On cabinet clashes anniversary, poet Haddad remembers martyr Sheikh Emad
Dina Ezzat , Monday 16 Dec 2013
Despite all attempts to 'bury the revolution alive,' its demands will be met, poet Ahmed Haddad tells Ahram Online . When that day comes, the revolution's martyrs — including Emad Effat — will have been honoured


"Here is the martyr;he was always observing; but not for once he made of religion a commodity to sell; he looks like every other Egyptian; he reminds of the feast prayers; here he is like a pigeon in the spacious heart of a mosque; Sheikh Emad; he was always a light that never went dim; he was freedom and he was justice but he was never for sale.”

Such goes a few lines of a poem that Ahmed Haddad wrote on 16 December two years ago, upon the killing of the celebrated revolutionary and humanitarian Emad Effat.

Entitled 'Sheikh Emad,' Haddad’s poem captures a sense of pain and grief that two years later he still thinks dominates, “as those who killed Emad Effat and other martyrs” have never been brought to justice.

“I could still write about the pain of the families of the victims and I know that they are still grieving; I know it today as I knew it back then, when I wrote this and other poems,” Haddad says.

'Sheikh Emad' is one of a collection of poems under the nameAzizi Foulan(Dear Unknown) that were written on the eve of the January 25 Revolution, and then during its 18 days and beyond the ouster of Hosni Mubarak, and throughout the months that led to the 2012 presidential elections.

In every poem Haddad leaves to his readers a moment he captured from the saga of the revolution, which he says is “still unending.”

“But this what I really think; the revolution has not come to an end and the reason is obvious. We still have the demands that we protested for and that are still to be met. The martyrs, including Sheikh Emad, Mina Daniel and others died for the call that has still to be heeded, and people like Ahmed Harara lost his eyes for these demands to be honoured,” Haddad says.

Emad Effat died on 16 December 2011 during a post-January round of protests; Daniel had died earlier on 9 October, while Harara lost one eye on the Friday of Rage, 28 January 2011, and the other on 19 November 2011, during the Mohamed Mahmoud Street protests.

“At the time, I could smell martyrdom in the air and today I feel the presence of the martyrs whose sacrifices would be violated if we were to give up on the demands of the January 25 Revolution,” Haddad argues.

Haddad is convinced that two years after the shocking death of Effat, the prominent Al-Azhar clergyman who was always at the forefront of the revolutionary protests, the nation is still coming to terms with the fact that the euphoria that followed the stepping down of Hosni Mubarak on 11 February 2011 was premature — the celebration of a victory that has still to be delivered.

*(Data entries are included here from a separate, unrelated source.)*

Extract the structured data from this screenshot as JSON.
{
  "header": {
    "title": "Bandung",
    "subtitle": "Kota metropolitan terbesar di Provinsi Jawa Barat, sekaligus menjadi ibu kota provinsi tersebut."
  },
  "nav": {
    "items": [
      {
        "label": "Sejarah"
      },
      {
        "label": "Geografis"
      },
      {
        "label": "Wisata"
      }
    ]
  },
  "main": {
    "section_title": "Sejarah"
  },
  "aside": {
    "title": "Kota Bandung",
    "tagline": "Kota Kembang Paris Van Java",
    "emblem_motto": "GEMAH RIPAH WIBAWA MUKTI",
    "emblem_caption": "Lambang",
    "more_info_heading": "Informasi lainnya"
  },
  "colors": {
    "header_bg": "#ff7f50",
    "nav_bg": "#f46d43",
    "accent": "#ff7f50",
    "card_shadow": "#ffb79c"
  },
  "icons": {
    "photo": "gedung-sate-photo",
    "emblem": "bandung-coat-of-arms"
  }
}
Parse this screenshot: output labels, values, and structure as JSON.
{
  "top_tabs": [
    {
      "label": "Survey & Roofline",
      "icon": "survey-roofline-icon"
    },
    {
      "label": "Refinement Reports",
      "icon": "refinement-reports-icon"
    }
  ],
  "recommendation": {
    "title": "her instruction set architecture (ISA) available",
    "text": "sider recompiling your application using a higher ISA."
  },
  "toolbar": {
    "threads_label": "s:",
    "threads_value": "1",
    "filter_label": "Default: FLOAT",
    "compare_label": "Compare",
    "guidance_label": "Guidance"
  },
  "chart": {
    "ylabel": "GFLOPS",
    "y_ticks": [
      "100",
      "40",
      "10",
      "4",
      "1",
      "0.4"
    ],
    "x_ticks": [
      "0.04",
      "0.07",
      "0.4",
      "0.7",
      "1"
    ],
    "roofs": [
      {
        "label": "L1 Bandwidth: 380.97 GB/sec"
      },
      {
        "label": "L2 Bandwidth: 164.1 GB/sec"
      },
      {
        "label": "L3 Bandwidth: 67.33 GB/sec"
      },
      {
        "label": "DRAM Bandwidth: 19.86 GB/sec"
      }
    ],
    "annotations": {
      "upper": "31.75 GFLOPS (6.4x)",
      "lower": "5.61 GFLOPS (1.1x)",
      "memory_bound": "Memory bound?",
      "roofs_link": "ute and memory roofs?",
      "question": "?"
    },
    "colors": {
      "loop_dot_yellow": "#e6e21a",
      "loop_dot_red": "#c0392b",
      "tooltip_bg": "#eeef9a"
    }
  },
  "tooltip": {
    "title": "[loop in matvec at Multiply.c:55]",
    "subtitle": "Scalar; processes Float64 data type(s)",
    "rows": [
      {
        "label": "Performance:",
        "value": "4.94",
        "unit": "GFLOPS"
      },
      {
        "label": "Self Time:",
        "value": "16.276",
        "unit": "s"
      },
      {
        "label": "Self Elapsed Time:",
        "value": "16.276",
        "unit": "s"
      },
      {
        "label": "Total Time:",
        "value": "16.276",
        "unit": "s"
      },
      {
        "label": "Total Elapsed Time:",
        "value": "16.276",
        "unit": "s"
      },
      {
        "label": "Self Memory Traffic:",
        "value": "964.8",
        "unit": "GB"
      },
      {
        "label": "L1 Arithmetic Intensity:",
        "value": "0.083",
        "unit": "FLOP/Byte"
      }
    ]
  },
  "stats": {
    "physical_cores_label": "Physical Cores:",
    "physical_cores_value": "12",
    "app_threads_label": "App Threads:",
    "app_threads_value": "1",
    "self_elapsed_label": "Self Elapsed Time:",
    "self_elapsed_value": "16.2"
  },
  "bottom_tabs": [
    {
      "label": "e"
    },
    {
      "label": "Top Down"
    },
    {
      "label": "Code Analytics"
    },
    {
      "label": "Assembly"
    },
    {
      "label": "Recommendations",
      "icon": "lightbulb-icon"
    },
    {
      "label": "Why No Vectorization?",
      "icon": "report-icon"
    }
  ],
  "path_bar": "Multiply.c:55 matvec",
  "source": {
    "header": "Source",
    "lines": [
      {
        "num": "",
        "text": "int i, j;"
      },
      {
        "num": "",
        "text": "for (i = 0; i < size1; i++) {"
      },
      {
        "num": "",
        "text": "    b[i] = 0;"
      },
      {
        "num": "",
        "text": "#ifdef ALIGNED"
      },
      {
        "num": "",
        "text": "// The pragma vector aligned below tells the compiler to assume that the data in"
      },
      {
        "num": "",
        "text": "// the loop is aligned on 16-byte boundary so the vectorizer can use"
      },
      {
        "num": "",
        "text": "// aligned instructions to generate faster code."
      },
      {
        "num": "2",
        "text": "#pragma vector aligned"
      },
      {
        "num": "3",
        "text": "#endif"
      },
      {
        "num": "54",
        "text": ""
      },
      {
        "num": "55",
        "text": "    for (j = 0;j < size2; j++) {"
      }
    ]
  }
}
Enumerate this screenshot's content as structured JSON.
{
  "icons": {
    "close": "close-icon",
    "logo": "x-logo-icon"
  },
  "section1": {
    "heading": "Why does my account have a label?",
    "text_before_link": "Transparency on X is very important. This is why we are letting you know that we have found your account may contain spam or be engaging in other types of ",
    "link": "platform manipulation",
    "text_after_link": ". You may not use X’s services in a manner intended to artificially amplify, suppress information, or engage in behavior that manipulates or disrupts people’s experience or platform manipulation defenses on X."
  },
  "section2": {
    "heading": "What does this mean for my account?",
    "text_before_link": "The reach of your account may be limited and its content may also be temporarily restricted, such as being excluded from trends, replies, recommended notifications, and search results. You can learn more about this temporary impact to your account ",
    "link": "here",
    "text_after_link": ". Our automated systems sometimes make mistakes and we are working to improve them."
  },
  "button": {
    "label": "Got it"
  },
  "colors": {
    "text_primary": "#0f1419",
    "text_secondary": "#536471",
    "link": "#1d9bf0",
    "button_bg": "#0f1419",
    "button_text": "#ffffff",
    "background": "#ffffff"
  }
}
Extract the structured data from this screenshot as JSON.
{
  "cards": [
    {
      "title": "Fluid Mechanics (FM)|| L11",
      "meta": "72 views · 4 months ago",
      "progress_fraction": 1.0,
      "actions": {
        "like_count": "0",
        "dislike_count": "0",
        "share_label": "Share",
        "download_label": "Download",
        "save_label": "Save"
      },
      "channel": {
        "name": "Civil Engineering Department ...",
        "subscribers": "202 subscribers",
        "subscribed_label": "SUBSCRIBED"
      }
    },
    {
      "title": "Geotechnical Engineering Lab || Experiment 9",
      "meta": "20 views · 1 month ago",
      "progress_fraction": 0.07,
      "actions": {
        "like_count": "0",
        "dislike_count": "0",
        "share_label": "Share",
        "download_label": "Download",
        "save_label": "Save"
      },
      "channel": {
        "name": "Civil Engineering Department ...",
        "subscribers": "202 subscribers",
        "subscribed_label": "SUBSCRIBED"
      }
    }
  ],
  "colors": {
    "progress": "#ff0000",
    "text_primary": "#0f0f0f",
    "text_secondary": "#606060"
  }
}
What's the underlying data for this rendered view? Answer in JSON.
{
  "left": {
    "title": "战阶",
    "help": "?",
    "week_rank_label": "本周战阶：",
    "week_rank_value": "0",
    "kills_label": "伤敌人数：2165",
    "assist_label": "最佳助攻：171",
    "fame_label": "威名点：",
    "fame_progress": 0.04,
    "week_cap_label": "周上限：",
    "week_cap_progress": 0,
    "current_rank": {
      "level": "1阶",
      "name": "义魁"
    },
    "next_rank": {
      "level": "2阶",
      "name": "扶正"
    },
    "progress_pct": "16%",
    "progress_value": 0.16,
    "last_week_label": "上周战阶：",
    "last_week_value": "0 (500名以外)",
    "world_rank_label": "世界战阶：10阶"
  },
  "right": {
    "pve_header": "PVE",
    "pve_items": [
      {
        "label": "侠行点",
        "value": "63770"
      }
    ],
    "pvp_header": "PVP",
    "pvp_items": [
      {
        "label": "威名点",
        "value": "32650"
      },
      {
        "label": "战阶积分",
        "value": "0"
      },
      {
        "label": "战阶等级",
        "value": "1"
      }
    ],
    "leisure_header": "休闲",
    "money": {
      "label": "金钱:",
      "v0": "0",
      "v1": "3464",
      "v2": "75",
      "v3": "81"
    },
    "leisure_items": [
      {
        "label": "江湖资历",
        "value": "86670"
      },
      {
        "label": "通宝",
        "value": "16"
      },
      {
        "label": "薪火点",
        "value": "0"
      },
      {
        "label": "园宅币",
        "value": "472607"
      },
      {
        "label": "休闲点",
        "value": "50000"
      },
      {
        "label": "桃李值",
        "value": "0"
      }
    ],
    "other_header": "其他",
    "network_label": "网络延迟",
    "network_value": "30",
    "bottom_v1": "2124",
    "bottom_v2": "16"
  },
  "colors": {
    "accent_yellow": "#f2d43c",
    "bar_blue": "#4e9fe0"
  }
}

“We thought we were done, but we were wrong, because the remainders of the Mubarak regime are still to be defeated. We thought we found our path towards democracy, but we were misled — and in fact betrayed — by the elected Muslim Brotherhood who simply turned their backs on the January 25 Revolution. We are going through a phase of division and a moment of depression. We find inspiration maybe in the memory and sacrifices of the fallen heroes, or in the hope that we still hold for a better and a more beautiful Egypt,” Haddad said.

He added: “Whatever the details, the revolution was not silenced and the revolutionary will not be silenced.”

Haddad is convinced that the poems, documentaries and graffiti that captured the revolution are a form of resistance against all attempts to “bury the revolution alive.”

The demonstrations of 30 June, Haddad argues, that ousted the Muslim Brotherhood elected president Mohamed Morsi, only one year after he ascended to office, was another episode of resistance to silencing the revolution and the revolutionary.

“Mubarak said that the revolution would endanger stability and Morsi said it would endanger the course of the revolution when neither Mubark worked for stability nor Morsi worked to honour the call of the revolution,” Haddad added.

“The fact of the matter is that stability was lacking because injustice ruled, and the revolution was a call for an end to injustice. Injustice is still to be defeated, and on the road towards fairness there might be more martyrs. But one day we will make it, and it is only then that we would have honoured the memory of the martyrs, including Sheikh Emad whose words and positions still inspire us,” Haddad states.